To say Sick ends with divisive fury is just about all I can reveal without spoilers, so that's what you get — but "divisive" should be in all caps. For a while, Sick feels chummy with something consistently on-attack like Hush or The Strangers while nailing the "COVID-19 Horror" formula of finding familiar genre frights in lockdown landscapes like The Harbinger. Gideon Adlon and Bethlehem Million portray all of us struggling with misconceptions (read: misinformation) about youth being a protection from the virus or choosing which safety precautions we acknowledge. Sick ranges pandemic reactions and (mostly) does well to observe instead of voice opinions while delivering slasher ferocity that compares Hyams to Wes Craven in favorable lights (well, more like doorway shadows). The hunt-stalk-eliminate primality of Sick is always its crowning material, which cannot be understated. If Terrifier 2 is a rebirth of ‘80s slaughter spectacles, Sick is the second coming of right-behind-you ‘90s slashers.

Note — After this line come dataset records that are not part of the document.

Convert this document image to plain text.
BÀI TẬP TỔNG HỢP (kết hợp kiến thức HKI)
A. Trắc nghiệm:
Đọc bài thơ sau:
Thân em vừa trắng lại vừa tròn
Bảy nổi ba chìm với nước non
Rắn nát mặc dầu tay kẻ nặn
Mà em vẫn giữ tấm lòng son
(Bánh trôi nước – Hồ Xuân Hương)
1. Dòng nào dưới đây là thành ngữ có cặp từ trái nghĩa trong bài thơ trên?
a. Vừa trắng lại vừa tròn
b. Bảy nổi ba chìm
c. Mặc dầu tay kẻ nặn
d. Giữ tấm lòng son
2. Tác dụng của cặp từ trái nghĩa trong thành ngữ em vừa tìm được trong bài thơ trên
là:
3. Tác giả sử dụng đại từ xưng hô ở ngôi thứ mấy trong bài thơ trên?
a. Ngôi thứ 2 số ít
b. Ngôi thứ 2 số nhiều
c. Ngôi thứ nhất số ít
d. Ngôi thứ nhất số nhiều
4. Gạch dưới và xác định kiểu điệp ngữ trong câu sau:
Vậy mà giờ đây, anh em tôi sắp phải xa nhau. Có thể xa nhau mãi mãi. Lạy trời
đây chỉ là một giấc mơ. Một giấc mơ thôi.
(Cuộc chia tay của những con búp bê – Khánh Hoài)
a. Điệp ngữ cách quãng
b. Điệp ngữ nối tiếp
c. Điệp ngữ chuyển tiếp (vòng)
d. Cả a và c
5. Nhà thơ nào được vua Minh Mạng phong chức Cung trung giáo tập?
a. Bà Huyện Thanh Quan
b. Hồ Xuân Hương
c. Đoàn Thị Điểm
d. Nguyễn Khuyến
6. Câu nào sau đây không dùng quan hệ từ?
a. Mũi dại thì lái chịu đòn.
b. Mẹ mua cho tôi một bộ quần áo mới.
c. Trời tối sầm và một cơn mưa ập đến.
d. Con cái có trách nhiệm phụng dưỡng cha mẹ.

Sick keeps COVID-19 in the background and emphasizes punishing violence for a speedy two-thirds.

Unfortunately, there's no ignoring what the ending muddles. Sick keeps COVID-19 in the background and emphasizes punishing violence for a speedy two-thirds until we're forced to reconcile our feelings about a pandemic that still spreads. Williamson and Crabb take risks pushing killer motivations where they do because "horror shouldn't feel safe" — but that's not the issue with Sick and its pile-on finale. What stumbles is the last-minute contextualizing of characters given new data and how Sick doesn't require — or earn — crowd-dividing swings. Hyams drives Sick with a barbaric briskness that seems unstoppable until the brick wall that is Williamson and Crabb's climax, complicating what could have been cut-and-dry supremacy. Sick doesn't want to take a stance until it oddly, unintentionally — maybe — backs into one, almost like tripping an Olympic sprinter inches before the finish line.